Em 7 de maio, o chefe russo da União Mundial dos Velhos Crentes (Velhos crentes são cristãos ortodoxos orientais que mantêm as práticas litúrgicas e rituais da Igreja Ortodoxa Russa como eram antes das reformas do Patriarca Nikon de Moscou entre 1652 e 1666) Leonid Sevastianov recebeu uma carta pessoal manuscrita do Papa Francisco.
A carta foi endereçada também a Svetlana Kasyan, uma famosa cantora de ópera russa e esposa de Leonid. O Papa agradeceu a eles por sua “atitude de paz”, acrescentando que “nós, cristãos, devemos ser embaixadores da paz, realizando a paz, pregando a paz, vivendo em paz”.
Os dois líderes religiosos Leonid e Francis se conhecem bem, e é bastante óbvio que este encontra um ouvido mais amigável com o primeiro do que com o Patriarca de Moscou Kirill, nestes tempos de guerra. Kirill tem usado sua posição para ajudar a propaganda do Kremlin justificando a guerra na Ucrânia, enquanto Leonid Sevastianov, ainda morando em Moscou, expressou corajosamente sua opinião de que Kirill estava cometendo um erro grave, e que a guerra era pelo menos questionável: “Não sabemos por que esta guerra: por quais razões ? Para quais objetivos?” disse ele, não evitando o termo apesar da lei russa proibir o uso da palavra “guerra” ao falar sobre a invasão da Ucrânia por tropas russas. E quanto a Kirill: “A lógica é que a Páscoa seja um momento de humanidade, e não de política. Mas as declarações de Kirill indicam o contrário. E denotam heresia.”

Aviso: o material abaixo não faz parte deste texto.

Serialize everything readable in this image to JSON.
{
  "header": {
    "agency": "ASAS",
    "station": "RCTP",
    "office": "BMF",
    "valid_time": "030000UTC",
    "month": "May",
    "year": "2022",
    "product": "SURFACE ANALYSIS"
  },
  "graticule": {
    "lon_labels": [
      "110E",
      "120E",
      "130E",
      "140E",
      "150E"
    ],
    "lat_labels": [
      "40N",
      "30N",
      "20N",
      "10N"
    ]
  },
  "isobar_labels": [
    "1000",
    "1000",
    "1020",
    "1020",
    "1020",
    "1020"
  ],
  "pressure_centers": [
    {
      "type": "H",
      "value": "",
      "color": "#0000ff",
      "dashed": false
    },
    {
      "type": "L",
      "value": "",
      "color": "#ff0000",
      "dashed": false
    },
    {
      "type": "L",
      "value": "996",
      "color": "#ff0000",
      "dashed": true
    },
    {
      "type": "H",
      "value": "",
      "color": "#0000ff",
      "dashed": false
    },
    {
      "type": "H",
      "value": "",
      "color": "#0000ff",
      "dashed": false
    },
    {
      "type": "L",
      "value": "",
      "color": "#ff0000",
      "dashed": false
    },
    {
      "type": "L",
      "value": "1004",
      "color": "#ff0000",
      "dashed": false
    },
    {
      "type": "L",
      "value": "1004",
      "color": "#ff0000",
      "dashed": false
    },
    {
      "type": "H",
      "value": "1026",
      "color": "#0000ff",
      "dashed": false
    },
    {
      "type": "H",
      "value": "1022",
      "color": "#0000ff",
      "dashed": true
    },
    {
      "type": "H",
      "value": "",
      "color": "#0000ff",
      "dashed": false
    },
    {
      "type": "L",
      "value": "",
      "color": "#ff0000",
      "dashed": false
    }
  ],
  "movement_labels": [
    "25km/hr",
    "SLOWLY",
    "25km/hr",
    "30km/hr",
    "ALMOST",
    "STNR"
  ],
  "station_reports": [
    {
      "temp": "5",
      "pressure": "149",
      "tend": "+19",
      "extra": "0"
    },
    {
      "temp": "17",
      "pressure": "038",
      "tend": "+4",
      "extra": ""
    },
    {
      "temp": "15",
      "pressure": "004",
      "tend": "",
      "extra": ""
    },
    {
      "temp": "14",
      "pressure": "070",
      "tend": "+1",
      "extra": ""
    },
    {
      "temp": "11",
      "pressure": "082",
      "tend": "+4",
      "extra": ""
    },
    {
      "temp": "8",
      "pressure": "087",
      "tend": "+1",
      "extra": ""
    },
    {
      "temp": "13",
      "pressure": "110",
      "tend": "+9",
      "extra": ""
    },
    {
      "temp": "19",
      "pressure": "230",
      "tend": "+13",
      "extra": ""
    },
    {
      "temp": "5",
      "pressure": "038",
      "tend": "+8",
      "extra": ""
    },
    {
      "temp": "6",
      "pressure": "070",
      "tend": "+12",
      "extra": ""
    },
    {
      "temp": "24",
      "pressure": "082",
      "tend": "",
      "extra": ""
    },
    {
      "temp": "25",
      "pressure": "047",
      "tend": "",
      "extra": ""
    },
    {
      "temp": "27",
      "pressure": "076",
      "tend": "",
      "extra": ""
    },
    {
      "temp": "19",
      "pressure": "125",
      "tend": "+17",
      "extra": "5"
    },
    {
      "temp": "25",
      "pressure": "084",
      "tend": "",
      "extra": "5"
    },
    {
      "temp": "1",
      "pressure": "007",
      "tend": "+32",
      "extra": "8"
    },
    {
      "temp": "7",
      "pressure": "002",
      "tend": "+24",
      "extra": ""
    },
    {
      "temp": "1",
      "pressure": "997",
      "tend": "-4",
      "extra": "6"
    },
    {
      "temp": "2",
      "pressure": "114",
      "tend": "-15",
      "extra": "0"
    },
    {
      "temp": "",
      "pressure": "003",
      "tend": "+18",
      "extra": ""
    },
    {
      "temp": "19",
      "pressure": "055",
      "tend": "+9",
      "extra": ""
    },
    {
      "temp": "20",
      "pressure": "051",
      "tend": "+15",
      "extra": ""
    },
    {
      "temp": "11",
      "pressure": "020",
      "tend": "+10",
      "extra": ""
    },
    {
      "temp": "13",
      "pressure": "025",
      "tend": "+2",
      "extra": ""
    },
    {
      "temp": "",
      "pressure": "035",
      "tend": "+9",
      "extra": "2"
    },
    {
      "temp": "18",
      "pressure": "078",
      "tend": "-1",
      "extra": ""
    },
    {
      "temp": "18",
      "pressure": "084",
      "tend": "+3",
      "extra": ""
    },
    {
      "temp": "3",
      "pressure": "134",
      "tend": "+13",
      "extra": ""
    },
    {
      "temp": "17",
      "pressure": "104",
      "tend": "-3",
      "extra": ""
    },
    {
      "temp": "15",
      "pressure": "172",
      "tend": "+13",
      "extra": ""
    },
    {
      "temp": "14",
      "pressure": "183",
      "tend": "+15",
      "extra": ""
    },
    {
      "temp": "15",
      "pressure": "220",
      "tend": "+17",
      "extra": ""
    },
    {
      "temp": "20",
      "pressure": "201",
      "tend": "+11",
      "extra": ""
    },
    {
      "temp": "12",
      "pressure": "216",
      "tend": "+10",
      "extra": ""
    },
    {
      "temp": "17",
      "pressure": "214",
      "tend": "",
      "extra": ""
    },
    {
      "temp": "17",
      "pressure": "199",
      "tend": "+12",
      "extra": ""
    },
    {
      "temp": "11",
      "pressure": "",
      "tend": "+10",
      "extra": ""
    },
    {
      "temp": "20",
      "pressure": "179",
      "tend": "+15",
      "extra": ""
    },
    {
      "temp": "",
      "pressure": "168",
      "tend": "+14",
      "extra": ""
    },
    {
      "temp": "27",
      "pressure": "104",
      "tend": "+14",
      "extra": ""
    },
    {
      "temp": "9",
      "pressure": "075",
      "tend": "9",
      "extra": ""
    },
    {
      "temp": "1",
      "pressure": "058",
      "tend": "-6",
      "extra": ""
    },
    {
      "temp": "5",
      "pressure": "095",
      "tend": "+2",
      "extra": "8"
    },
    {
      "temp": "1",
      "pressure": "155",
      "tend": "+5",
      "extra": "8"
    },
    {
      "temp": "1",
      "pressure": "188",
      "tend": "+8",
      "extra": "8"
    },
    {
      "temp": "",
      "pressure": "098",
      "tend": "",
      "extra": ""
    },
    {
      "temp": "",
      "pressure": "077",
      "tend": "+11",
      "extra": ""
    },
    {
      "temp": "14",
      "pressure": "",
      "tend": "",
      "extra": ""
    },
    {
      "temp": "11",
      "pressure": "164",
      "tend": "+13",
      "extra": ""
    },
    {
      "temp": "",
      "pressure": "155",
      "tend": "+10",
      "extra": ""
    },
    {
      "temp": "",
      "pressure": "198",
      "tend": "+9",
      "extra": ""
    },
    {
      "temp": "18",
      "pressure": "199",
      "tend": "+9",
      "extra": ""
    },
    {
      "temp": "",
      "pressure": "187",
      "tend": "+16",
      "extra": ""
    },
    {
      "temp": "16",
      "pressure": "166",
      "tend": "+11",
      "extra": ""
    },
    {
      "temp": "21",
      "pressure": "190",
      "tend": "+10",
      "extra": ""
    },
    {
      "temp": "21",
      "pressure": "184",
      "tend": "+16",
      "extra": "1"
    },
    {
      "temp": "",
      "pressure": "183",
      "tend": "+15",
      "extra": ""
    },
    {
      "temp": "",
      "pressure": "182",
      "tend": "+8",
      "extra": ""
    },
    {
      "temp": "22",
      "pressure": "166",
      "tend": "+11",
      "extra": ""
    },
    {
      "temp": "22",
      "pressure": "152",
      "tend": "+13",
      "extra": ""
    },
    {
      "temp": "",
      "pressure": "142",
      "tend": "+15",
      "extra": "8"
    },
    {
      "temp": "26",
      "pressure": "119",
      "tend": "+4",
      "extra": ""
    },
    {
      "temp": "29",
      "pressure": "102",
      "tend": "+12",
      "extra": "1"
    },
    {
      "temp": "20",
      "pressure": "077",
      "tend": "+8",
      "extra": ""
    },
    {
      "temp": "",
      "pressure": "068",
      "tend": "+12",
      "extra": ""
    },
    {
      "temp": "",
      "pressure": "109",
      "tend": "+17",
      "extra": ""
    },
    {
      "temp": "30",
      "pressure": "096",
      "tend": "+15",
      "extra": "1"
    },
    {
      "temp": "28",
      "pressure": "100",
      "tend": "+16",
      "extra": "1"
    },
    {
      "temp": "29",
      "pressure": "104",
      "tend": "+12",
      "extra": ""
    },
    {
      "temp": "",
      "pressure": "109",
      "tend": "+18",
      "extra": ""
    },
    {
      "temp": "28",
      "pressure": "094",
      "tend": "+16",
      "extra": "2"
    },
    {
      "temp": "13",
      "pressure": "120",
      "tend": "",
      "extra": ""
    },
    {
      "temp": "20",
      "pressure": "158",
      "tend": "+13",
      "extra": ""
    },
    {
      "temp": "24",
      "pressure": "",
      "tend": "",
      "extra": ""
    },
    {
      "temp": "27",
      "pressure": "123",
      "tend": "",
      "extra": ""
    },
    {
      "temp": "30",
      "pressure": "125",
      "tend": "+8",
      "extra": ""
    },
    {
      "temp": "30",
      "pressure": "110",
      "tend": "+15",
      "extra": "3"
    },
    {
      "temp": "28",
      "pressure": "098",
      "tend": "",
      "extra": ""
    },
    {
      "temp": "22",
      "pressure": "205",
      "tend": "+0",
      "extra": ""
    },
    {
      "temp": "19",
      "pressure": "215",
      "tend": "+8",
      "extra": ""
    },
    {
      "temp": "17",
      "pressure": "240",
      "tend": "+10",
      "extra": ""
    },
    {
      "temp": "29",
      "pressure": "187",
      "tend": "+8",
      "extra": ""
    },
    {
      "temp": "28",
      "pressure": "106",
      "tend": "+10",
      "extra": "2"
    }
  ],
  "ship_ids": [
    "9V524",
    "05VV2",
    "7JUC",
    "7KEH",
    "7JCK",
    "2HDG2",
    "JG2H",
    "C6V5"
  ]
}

São declarações fortes que ecoam as de Francisco em Corriere della Sera depois de falar com Kirill: “O patriarca não pode se transformar no coroinha de Putin”.
Francis também é um grande fã de Svetlana Kasyan, e recentemente ela lançou seu primeiro álbum solo que ela chamou de “Fratelli Tutti”, em homenagem à encíclica do Papa publicada um ano antes. O título e o conceito do álbum, rumo à paz universal entre pessoas de qualquer país e de qualquer fé, foi meio profético: há mais do que nunca necessidade de mais compreensão, mais amor, mais fraternidade. Essa é também a mensagem de Sevastianov, uma mensagem que ele adoraria transmitir aos líderes políticos do país em que vive.
Nos últimos meses, Kirill foi repudiado por centenas de líderes e sacerdotes ortodoxos em todo o mundo, mas também na Rússia, apesar do risco que correm quem critica a guerra e seus defensores. No futuro, quando isso acabar, pode acontecer que a Igreja Ortodoxa Russa perca inteiramente seu poder, mesmo na Rússia, e quem sabe quem será capaz de ganhar liderança espiritual então. Na verdade, pode ser qualquer um, menos a atual liderança da Igreja Ortodoxa Russa, que já se comprometeu demais com a política e o belicismo.